# Maxima Fog Lamps



## Colfetski (Feb 17, 2005)

I want to get new fog lamps for my '94 Maxima as one of them is busted. It always seems odd to me that car manufacturers make fog lights white, as this isn't a good colour for penetrating fog (see here for an explaination --> http://www.newton.dep.anl.gov/askasci/phy99/phy99xx4.htm ).

So, I want to put new non-standard yellow fog lamps on the car, such as these --> http://www.grote.com/cgi-bin/product.cgi?product_number=64003-5 but, I'm don't really want to have to go to a lot of re-wiring trouble. Ideally, I'd splice these onto the old fog lamps leads.

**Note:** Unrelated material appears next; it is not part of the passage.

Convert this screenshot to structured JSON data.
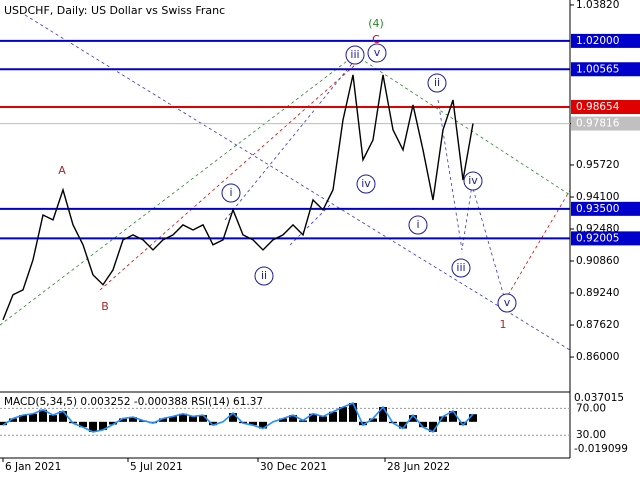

Trouble is, I can't find out what the wattage and voltage is for the standard '94 Maxima GLE fog lamps is.

Any clues as to where to find this kind of info?


----------



## 1SweetRide (Feb 2, 2005)

Don't know about wattage.I just went ahead and wired up
some aftermarket ones. I belive they are 65 watts.
I wouldn't worry too much if your replacing them.
Factory lights are already switched and fused. Just don't
get too much watts going especially if your running a 
stero system


----------



## Matt93SE (Sep 17, 2003)

Standard H3 bulbs are what your foglights use. I think they're 65W or so. you should be good as long as you keep them under 90 W per side.. just splice the wires in and you're good to go.


----------



## Colfetski (Feb 17, 2005)

Thanks for the Advise, I'll go ahead and see how it turns out. If its a complete disaster, I'll post about where things went wrong.


----------